Era un hombre moreno y de buen aspecto, con rasgos regulares, un cabello negro y rizado más largo de lo que estaba de moda, y los ojos del color de la obsidiana.
– Me ha sorprendido que quisieran verme -dijo ella, decidiendo hablar sin tapujos.
Anthony sonrió y golpeó la rodilla de su hijo con el bastón.
– Se ha sorprendido. -Se golpeó los brazos mientras la limusina arrancaba-¿No ha oído usted hablar de la enemistad entre mi familia y la familia Polidori? -preguntó él con voz escéptica.
– Algo he oído -contestó ella con evasivas, sin intención de hablar más de lo imprescindible.
– Lo imaginaba. -Durante unos instantes pareció que se perdía en sus pensamientos y solo el sonido suave de la música clásica llenó el afelpado interior del coche-. Mario, ¿dónde están tus buenos modales? Pregúntale a la señorita Nash si quiere algo para beber.
– Más tarde, quizá -dijo ella, pero Mario ignoró su respuesta y le sirvió una copa de vino de una botella que acababa de extraer de una cubitera.
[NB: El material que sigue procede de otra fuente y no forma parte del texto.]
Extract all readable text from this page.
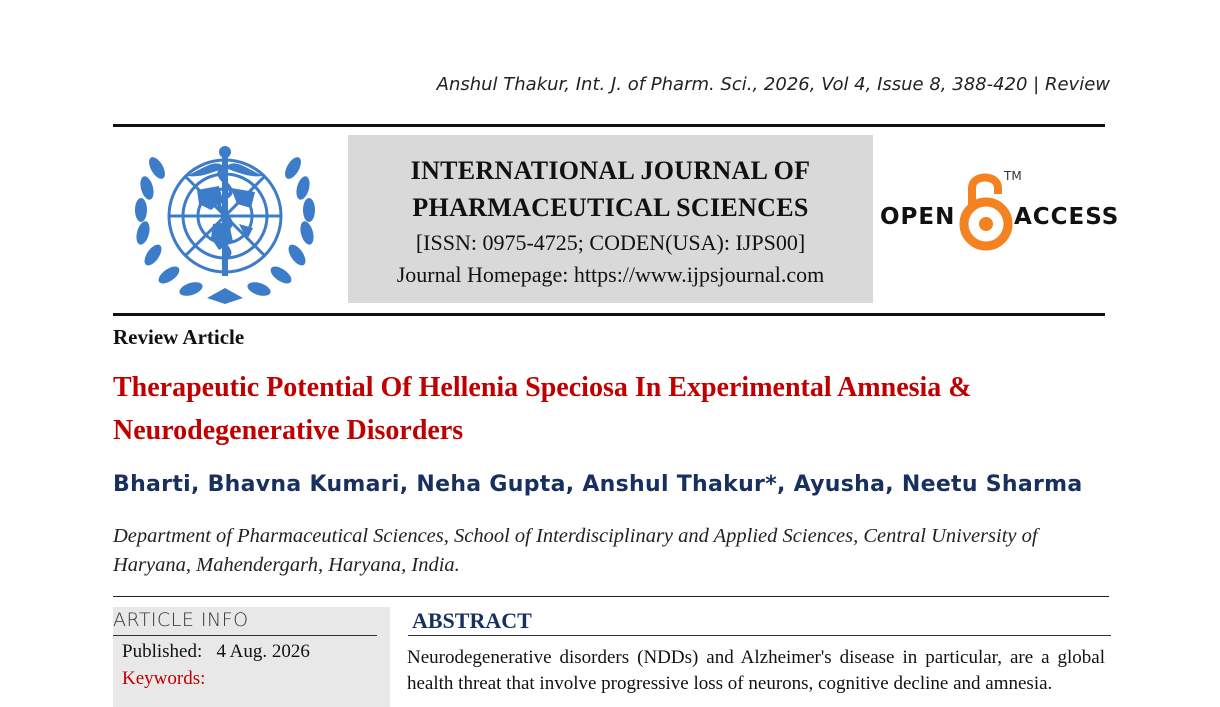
Anshul Thakur, Int. J. of Pharm. Sci., 2026, Vol 4, Issue 8, 388-420 | Review
INTERNATIONAL JOURNAL OF
PHARMACEUTICAL SCIENCES
[ISSN: 0975-4725; CODEN(USA): IJPS00]
Journal Homepage: https://www.ijpsjournal.com
OPEN
TM
ACCESS
Review Article
Therapeutic Potential Of Hellenia Speciosa In Experimental Amnesia & Neurodegenerative Disorders
Bharti, Bhavna Kumari, Neha Gupta, Anshul Thakur*, Ayusha, Neetu Sharma
Department of Pharmaceutical Sciences, School of Interdisciplinary and Applied Sciences, Central University of Haryana, Mahendergarh, Haryana, India.
ARTICLE INFO
Published: 4 Aug. 2026
Keywords:
ABSTRACT
Neurodegenerative disorders (NDDs) and Alzheimer's disease in particular, are a global health threat that involve progressive loss of neurons, cognitive decline and amnesia.
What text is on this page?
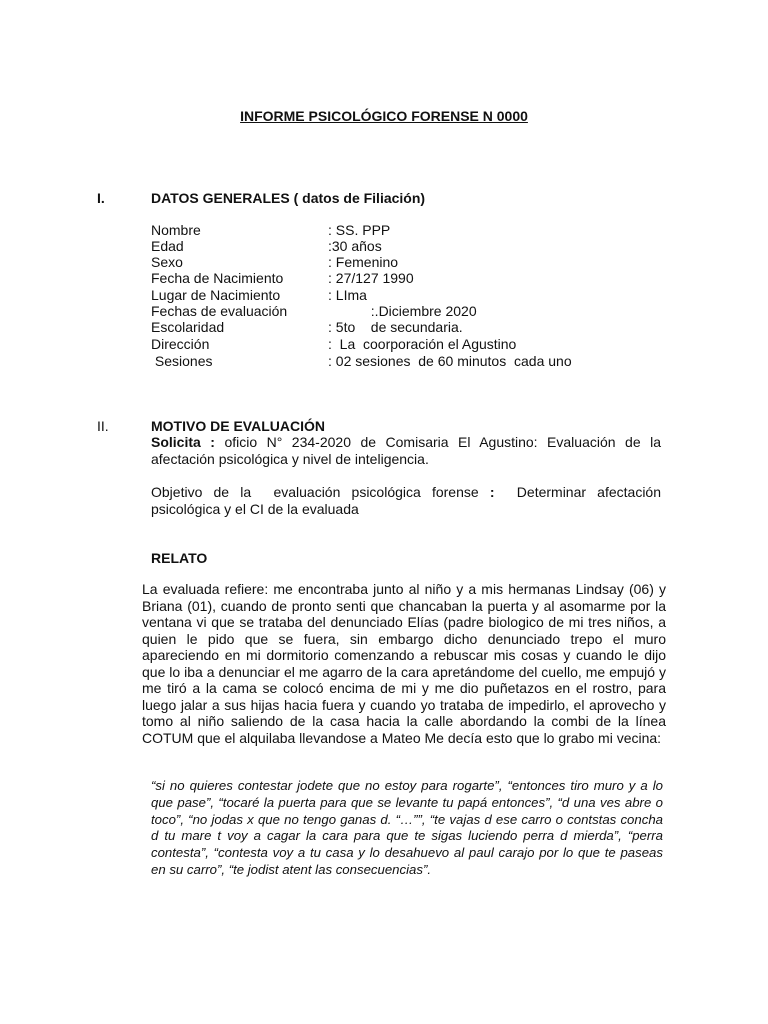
INFORME PSICOLÓGICO FORENSE N 0000
I.	DATOS GENERALES ( datos de Filiación)
Nombre	: SS. PPP
Edad	:30 años
Sexo	: Femenino
Fecha de Nacimiento	: 27/127 1990
Lugar de Nacimiento	: LIma
Fechas de evaluación	:.Diciembre 2020
Escolaridad	: 5to    de secundaria.
Dirección	:  La  coorporación el Agustino
Sesiones	: 02 sesiones  de 60 minutos  cada uno
II.	MOTIVO DE EVALUACIÓN
Solicita : oficio N° 234-2020 de Comisaria El Agustino: Evaluación de la afectación psicológica y nivel de inteligencia.
Objetivo de la  evaluación psicológica forense :  Determinar afectación psicológica y el CI de la evaluada
RELATO
La evaluada refiere: me encontraba junto al niño y a mis hermanas Lindsay (06) y Briana (01), cuando de pronto senti que chancaban la puerta y al asomarme por la ventana vi que se trataba del denunciado Elías (padre biologico de mi tres niños, a quien le pido que se fuera, sin embargo dicho denunciado trepo el muro apareciendo en mi dormitorio comenzando a rebuscar mis cosas y cuando le dijo que lo iba a denunciar el me agarro de la cara apretándome del cuello, me empujó y me tiró a la cama se colocó encima de mi y me dio puñetazos en el rostro, para luego jalar a sus hijas hacia fuera y cuando yo trataba de impedirlo, el aprovecho y tomo al niño saliendo de la casa hacia la calle abordando la combi de la línea COTUM que el alquilaba llevandose a Mateo Me decía esto que lo grabo mi vecina:
“si no quieres contestar jodete que no estoy para rogarte”, “entonces tiro muro y a lo que pase”, “tocaré la puerta para que se levante tu papá entonces”, “d una ves abre o toco”, “no jodas x que no tengo ganas d. “…””, “te vajas d ese carro o contstas concha d tu mare t voy a cagar la cara para que te sigas luciendo perra d mierda”, “perra contesta”, “contesta voy a tu casa y lo desahuevo al paul carajo por lo que te paseas en su carro”, “te jodist atent las consecuencias”.
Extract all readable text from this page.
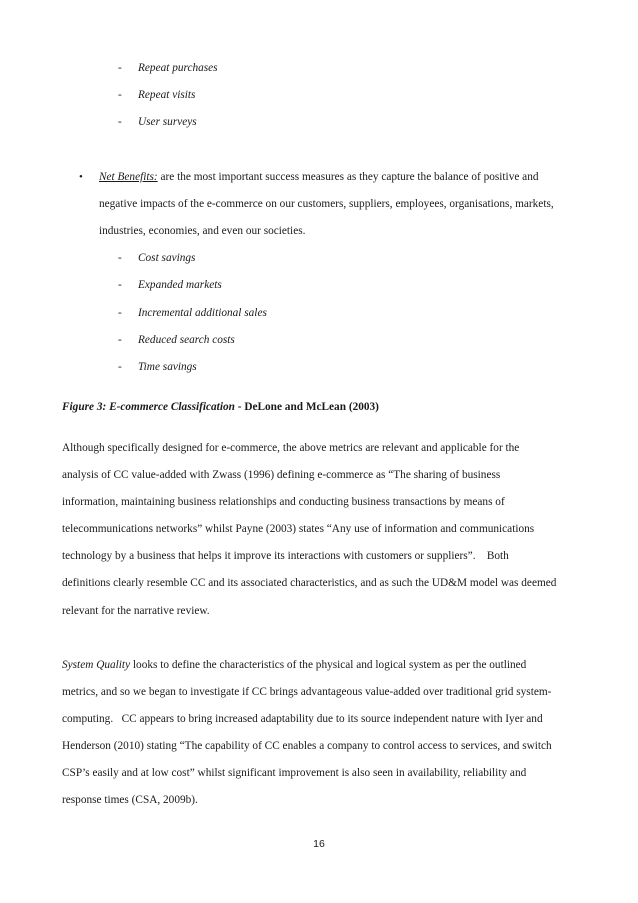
- Repeat purchases
- Repeat visits
- User surveys
• Net Benefits: are the most important success measures as they capture the balance of positive and
negative impacts of the e-commerce on our customers, suppliers, employees, organisations, markets,
industries, economies, and even our societies.
- Cost savings
- Expanded markets
- Incremental additional sales
- Reduced search costs
- Time savings
Figure 3: E-commerce Classification - DeLone and McLean (2003)
Although specifically designed for e-commerce, the above metrics are relevant and applicable for the
analysis of CC value-added with Zwass (1996) defining e-commerce as “The sharing of business
information, maintaining business relationships and conducting business transactions by means of
telecommunications networks” whilst Payne (2003) states “Any use of information and communications
technology by a business that helps it improve its interactions with customers or suppliers”.    Both
definitions clearly resemble CC and its associated characteristics, and as such the UD&M model was deemed
relevant for the narrative review.
System Quality looks to define the characteristics of the physical and logical system as per the outlined
metrics, and so we began to investigate if CC brings advantageous value-added over traditional grid system-
computing.   CC appears to bring increased adaptability due to its source independent nature with Iyer and
Henderson (2010) stating “The capability of CC enables a company to control access to services, and switch
CSP’s easily and at low cost” whilst significant improvement is also seen in availability, reliability and
response times (CSA, 2009b).
16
– Por favor, hágame el honor -insistió Mario. Mario, que debía de rondar los cuarenta años, parecía llevar su buena presencia como si se tratara de un traje caro. Parecía que estaba posando cuando se movió para sentarse delante de ella. Mientras le acercó la copa llena de vino espumoso, su dedo le rozó la mano solo durante una fracción de segundo, pero su mirada no se apartó de ella aún después de apartar la mano.
Mirando hacia afuera por los cristales ahumados, Anthony chasqueó la lengua.
– Es una pena, esa enemistad -admitió-. Pero no se puede hacer nada para solucionarla. Se remonta varias generaciones, sabe usted. Empezando por Julius Danvers y mi padre.
Eso era algo que Adria ya sabía. María, que había trabajado para los Danvers durante muchos años, le había hablado de Stephano Polidori y de cómo llegó a convertirse en rival de la familia Danvers.
El patriarca de la familia Danvers, Julius Danvers, había hecho dinero y había empezado a amasar la fortuna familiar a finales del siglo XIX. Había sido un maderero inmigrante que había tenido la previsión de adquirir todos los terrenos ricos en árboles que había podido comprar, pedir, tomar prestados y, en alguna ocasión, robar, y no solo había fundado la compañía que se dedicaba a la tala de árboles, sino que había fundado una serie de aserraderos que se extendían desde el norte de California hasta la frontera canadiense al norte de Seattle.